Billige Implantate: Die Angst bleibt

Gerichtsentscheid: Firmengründer Jean-Claude Mas hat Patientinnen ...
Vier Jahre Haft für französischen Firmenchef. Betroffene Frauen sind erleichtert.

Karin Gasser muss ihr Leben lang mit möglichen Konsequenzen leben. Die Friseurin aus Lieserbrücke in Kärnten ist eine von 400.000 Frauen, denen billige PIP-Brustimplantate eingesetzt wurden. Bei der Kärntnerin wurden sie undicht, rannen aus. Sie hat das billige Industriesilikon für immer im Körper. Das kann Entzündungen, im schlimmsten Fall aber auch Krebs verursachen.

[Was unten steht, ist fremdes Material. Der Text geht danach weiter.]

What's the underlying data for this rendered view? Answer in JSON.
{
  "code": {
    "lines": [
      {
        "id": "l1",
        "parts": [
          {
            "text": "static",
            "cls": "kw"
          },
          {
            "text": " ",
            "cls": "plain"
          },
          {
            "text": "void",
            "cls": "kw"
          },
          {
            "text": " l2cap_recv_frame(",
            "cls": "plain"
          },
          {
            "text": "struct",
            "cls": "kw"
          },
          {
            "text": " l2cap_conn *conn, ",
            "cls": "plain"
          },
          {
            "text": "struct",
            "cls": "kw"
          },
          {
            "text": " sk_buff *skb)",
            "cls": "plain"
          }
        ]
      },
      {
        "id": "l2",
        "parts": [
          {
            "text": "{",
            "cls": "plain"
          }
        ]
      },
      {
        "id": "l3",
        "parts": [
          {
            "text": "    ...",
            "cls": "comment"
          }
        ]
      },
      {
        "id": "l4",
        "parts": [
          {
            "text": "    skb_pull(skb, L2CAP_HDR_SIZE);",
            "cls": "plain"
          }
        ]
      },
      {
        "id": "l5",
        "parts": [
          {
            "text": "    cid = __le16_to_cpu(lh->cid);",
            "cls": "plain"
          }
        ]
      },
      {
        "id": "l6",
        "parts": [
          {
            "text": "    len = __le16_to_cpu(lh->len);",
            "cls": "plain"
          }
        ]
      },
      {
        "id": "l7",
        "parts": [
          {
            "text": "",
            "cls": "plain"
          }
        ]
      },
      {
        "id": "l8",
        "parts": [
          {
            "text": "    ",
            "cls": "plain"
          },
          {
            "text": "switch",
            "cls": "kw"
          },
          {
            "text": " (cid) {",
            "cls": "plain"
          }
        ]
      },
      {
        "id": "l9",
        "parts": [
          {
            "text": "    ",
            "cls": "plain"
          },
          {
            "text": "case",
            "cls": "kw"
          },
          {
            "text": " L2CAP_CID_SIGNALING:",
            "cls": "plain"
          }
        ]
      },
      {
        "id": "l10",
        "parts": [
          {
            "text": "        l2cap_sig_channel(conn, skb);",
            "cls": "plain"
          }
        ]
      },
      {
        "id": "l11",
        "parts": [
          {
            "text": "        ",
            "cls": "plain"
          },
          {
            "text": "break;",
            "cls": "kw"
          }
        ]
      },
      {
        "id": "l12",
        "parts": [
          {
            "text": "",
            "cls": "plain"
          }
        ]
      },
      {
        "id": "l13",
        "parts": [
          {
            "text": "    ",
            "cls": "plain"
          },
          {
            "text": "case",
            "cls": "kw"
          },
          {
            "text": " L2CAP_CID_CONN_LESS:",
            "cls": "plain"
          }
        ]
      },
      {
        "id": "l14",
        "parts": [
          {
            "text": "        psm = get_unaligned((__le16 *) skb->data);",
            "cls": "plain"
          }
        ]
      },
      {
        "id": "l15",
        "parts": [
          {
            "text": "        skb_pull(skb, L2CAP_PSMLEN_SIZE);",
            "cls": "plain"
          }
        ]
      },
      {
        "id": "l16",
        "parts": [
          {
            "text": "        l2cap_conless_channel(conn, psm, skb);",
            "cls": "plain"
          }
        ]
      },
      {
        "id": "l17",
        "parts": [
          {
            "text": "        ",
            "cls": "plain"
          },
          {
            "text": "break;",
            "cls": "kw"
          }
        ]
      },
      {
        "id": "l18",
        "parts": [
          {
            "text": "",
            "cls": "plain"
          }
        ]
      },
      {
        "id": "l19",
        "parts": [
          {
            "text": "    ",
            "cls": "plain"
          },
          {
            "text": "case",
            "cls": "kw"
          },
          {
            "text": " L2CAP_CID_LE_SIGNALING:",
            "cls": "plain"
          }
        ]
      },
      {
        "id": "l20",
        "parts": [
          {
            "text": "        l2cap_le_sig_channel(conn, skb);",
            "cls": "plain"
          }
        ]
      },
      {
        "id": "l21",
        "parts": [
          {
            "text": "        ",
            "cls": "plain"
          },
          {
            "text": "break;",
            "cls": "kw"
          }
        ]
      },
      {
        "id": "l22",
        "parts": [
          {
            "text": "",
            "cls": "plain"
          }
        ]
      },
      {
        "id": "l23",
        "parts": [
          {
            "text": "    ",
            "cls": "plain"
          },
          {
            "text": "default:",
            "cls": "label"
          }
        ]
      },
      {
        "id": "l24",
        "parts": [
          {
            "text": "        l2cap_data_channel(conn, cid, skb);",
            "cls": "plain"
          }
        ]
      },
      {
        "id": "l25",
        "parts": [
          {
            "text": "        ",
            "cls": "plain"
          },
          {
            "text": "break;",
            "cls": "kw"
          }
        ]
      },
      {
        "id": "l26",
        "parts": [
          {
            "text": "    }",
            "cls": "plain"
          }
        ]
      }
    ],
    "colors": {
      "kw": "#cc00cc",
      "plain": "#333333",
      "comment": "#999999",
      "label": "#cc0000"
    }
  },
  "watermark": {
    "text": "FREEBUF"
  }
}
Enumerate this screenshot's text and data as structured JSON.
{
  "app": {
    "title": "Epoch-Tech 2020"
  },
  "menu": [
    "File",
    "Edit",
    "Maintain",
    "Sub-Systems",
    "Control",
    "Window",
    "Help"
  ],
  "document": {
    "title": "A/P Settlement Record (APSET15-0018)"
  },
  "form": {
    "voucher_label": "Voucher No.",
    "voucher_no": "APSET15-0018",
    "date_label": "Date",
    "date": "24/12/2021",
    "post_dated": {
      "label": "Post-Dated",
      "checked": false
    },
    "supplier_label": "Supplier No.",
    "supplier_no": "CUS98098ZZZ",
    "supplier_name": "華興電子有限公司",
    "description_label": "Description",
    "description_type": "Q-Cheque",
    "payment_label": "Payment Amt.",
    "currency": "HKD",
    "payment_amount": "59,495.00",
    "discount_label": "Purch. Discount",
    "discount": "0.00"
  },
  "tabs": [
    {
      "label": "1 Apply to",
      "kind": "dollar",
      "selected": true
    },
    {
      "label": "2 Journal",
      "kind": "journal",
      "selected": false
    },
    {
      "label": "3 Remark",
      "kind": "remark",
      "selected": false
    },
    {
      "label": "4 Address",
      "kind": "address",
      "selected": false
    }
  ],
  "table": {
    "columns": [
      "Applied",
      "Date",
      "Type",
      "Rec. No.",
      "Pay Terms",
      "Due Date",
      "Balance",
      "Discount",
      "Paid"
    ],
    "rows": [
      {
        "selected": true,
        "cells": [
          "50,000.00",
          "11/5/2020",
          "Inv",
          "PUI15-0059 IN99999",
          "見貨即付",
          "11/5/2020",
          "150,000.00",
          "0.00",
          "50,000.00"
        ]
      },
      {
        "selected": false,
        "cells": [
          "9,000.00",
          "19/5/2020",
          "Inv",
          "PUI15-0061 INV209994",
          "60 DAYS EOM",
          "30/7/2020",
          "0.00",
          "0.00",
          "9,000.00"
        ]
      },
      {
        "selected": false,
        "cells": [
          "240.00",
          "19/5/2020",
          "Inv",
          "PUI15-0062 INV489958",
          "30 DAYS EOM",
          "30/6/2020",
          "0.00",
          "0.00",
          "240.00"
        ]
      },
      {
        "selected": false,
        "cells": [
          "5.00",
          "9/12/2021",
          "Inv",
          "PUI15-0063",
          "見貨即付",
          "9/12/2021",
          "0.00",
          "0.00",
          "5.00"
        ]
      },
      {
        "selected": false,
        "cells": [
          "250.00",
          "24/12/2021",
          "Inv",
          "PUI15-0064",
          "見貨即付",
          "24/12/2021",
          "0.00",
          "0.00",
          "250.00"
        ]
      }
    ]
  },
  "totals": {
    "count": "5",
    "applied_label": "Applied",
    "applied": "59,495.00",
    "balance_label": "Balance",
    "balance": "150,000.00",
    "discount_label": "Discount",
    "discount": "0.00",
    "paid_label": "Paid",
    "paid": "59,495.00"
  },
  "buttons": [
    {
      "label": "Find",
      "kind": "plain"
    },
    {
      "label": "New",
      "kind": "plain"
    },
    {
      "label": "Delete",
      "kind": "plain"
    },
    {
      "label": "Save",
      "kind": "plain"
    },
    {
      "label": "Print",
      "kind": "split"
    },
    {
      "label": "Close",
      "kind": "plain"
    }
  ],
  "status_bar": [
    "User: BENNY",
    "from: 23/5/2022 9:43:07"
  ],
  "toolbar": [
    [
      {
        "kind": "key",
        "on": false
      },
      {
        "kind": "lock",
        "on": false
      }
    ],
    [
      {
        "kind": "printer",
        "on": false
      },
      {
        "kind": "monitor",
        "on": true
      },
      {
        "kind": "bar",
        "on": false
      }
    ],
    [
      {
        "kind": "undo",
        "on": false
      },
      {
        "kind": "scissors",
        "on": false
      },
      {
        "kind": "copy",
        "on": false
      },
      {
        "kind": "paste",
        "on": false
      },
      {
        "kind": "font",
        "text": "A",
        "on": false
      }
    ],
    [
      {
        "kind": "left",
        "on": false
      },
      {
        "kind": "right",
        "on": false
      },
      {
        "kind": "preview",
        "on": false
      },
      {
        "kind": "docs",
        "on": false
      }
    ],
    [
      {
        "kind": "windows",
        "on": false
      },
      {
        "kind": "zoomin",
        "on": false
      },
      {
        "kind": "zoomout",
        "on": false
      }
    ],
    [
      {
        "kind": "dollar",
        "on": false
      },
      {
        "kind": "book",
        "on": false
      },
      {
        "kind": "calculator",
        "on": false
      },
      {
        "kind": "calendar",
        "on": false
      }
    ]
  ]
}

Am Dienstag wurde PIP-Gründer Jean-Claude Mas in Frankreich zu vier Jahren unbedingter Haft, 75.000 Euro Geldstrafe plus Berufsverbot verurteilt; nicht rechtskräftig. „Genugtuung ist das keine“, sagt Gasser. „Aber zumindest zeigt das, dass man damit nicht ungestraft davonkommt.“

73 Österreicherinnen

Rund 7400 Frauen hatten sich bei dem Verfahren in Marseille als Privatbeteiligte angeschlossen. 73 davon aus Österreich – der Verein für Konsumenteninformation (VKI) vertrat sie. Schadenersatz haben sie bis heute keinen bekommen. Die Firma PIP ist pleite, der Firmengründer angeblich ebenso. Die Versicherung sträubt sich – ein Rechtsstreit mit dem VKI läuft.

Karin Gasser geht’s nicht ums Geld. „Es geht um die Gesundheit“, sagt sie. Nach einer Schwangerschaft hatte sie entschieden, sich die Brust machen zu lassen. „Die erste Operation war ein optischer Verhau“, sagt sie. „Dann bin ich auf Empfehlung nach Karlsruhe gegangen. Das optische Ergebnis war super, aber es war das falsche Produkt“, erinnert sie sich. Dass sie PIP-Implantate hat, wusste sie gar nicht. „Ich habe davon in den Medien erfahren, hab mir noch gedacht: Die armen Frauen.“ Ein Blick in den Implantate-Pass machte allerdings klar: Auch sie gehört dazu. Was sie besonders ärgert: „Dass die Implantate ein TÜV-Siegel hatten.“

Auch die Grazer Beamtin Marie-Claude Putier ist eine Betroffene. Das Urteil gegen den Firmenchef nahm sie mit Genugtuung auf. „Er verdient’s, er ist zur Rechenschaft gezogen worden.“ 2009 musste ihr nach der Krebsdiagnose die rechte Brust abgenommen und durch ein Implantat ersetzt werden. Doch wie sich herausstellte, war auch bei ihr eines von PIP verwendet worden.

Im Jänner 2011 wurde die damals 44-Jährige deshalb erneut operiert, um das Implantat auszutauschen. „Gott sei Dank war es aber in Ordnung, es war in intakt, es ist nicht gerissen“, erinnert sich Putier. Ihr Schicksal ist einer jener drei Fälle, die vom VKI für eine Musterklage ausgewählt wurden. Die rechtlichen Fragen rund um Schadenersatz werden vom Verein geregelt, aber es ginge nicht in erster Linie um finanzielle Wiedergutmachung, betont Putier. „Die Nervensache kann man mit Geld nicht aufwiegen. Es geht um Gerechtigkeit. Es kann doch nicht sein, dass jemand etwas billig verkauft, das gesundheitsschädlich sein kann.“

Der 74-jährige Jean-Claude Mas hat gegen das Urteil übrigens berufen. Er sei „enttäuscht, aber nicht überrascht“, sagte sein Anwalt Yves Haddad. Der Firmenchef bleibt vorläufig auf freiem Fuß.